The Theodore Roosevelt Institute (TRI) facilitates educated discussion through apolitical and independent analysis of economic markets, civic structures, and enterprise organizations. TRI draws from academic resources across multiple disciplines to provide comprehensive research into the challenges that confront private and public decision-makers and the impact action (or inaction) will have on interests and communities.

TRI delivers a set of probable hypothesis, synthesizing the complex variables typically confronting private and public decision-makers into a coherent road map. TRI provides statistical analysis and explains the functional meaning of those numbers. This method produces the objective background needed to tackle challenges as they actually arise beyond the chalkboard.



Increasingly, policy discourse unravels into inefficient and irrelevant ideological warfare. TRI’s core goal is to identify realistic long-term solutions for evolving markets and the players that drive them. Focused analysis at TRI avoids the constant recycling of opinions masked as new information.


In a complex society moving helter-skelter through the maze of commerce and community, information is often over-simplified or obfuscated beyond the margins of practicality. This produces a brand of confrontation that is beyond the boundaries of reason. Rather than sorting through the chaos of competing desires to find a pragmatic solution, information is distorted to fit a pre-determined design: competing expert testimony with no sensible nexus. Decision-makers are left to choose between sanguine scholars



on opposite ends of a misleading continuum. TRI provides a sobering alternative.

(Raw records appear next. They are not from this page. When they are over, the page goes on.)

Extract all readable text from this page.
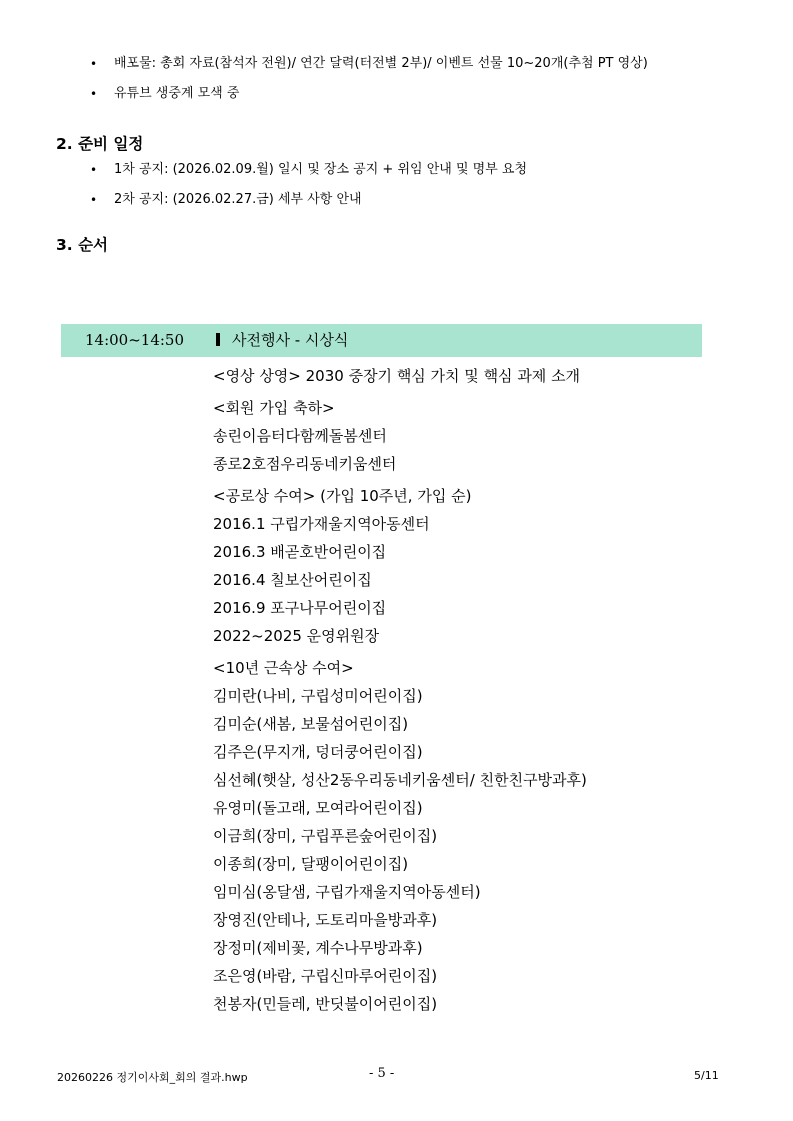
• 배포물: 총회 자료(참석자 전원)/ 연간 달력(터전별 2부)/ 이벤트 선물 10~20개(추첨 PT 영상)
• 유튜브 생중계 모색 중
2. 준비 일정
• 1차 공지: (2026.02.09.월) 일시 및 장소 공지 + 위임 안내 및 명부 요청
• 2차 공지: (2026.02.27.금) 세부 사항 안내
3. 순서
14:00~14:50	사전행사 - 시상식
<영상 상영> 2030 중장기 핵심 가치 및 핵심 과제 소개
<회원 가입 축하>
송린이음터다함께돌봄센터
종로2호점우리동네키움센터
<공로상 수여> (가입 10주년, 가입 순)
2016.1 구립가재울지역아동센터
2016.3 배곧호반어린이집
2016.4 칠보산어린이집
2016.9 포구나무어린이집
2022~2025 운영위원장
<10년 근속상 수여>
김미란(나비, 구립성미어린이집)
김미순(새봄, 보물섬어린이집)
김주은(무지개, 덩더쿵어린이집)
심선혜(햇살, 성산2동우리동네키움센터/ 친한친구방과후)
유영미(돌고래, 모여라어린이집)
이금희(장미, 구립푸른숲어린이집)
이종희(장미, 달팽이어린이집)
임미심(옹달샘, 구립가재울지역아동센터)
장영진(안테나, 도토리마을방과후)
장정미(제비꽃, 계수나무방과후)
조은영(바람, 구립신마루어린이집)
천봉자(민들레, 반딧불이어린이집)
20260226 정기이사회_회의 결과.hwp	- 5 -	5/11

“Quack remedies of the universal cure-all type are generally as noxious to the body politic as to the body corporal.” – Theodore Roosevelt, January 1897

TRI’s mission is to add substance to public discourse without muddying the debate. TRI is committed to shining the light on facts by tempering volumes of dissonant information with veracity, clarity, and pragmatic choices. An objective evaluation of reality and a healthy respect for common sense allows decision-makers to avoid dogmatic interpretations and focus on the meticulous business of getting things done. By taking this approach, the Theodore Roosevelt Institute helps clients and communities realize a "square deal.”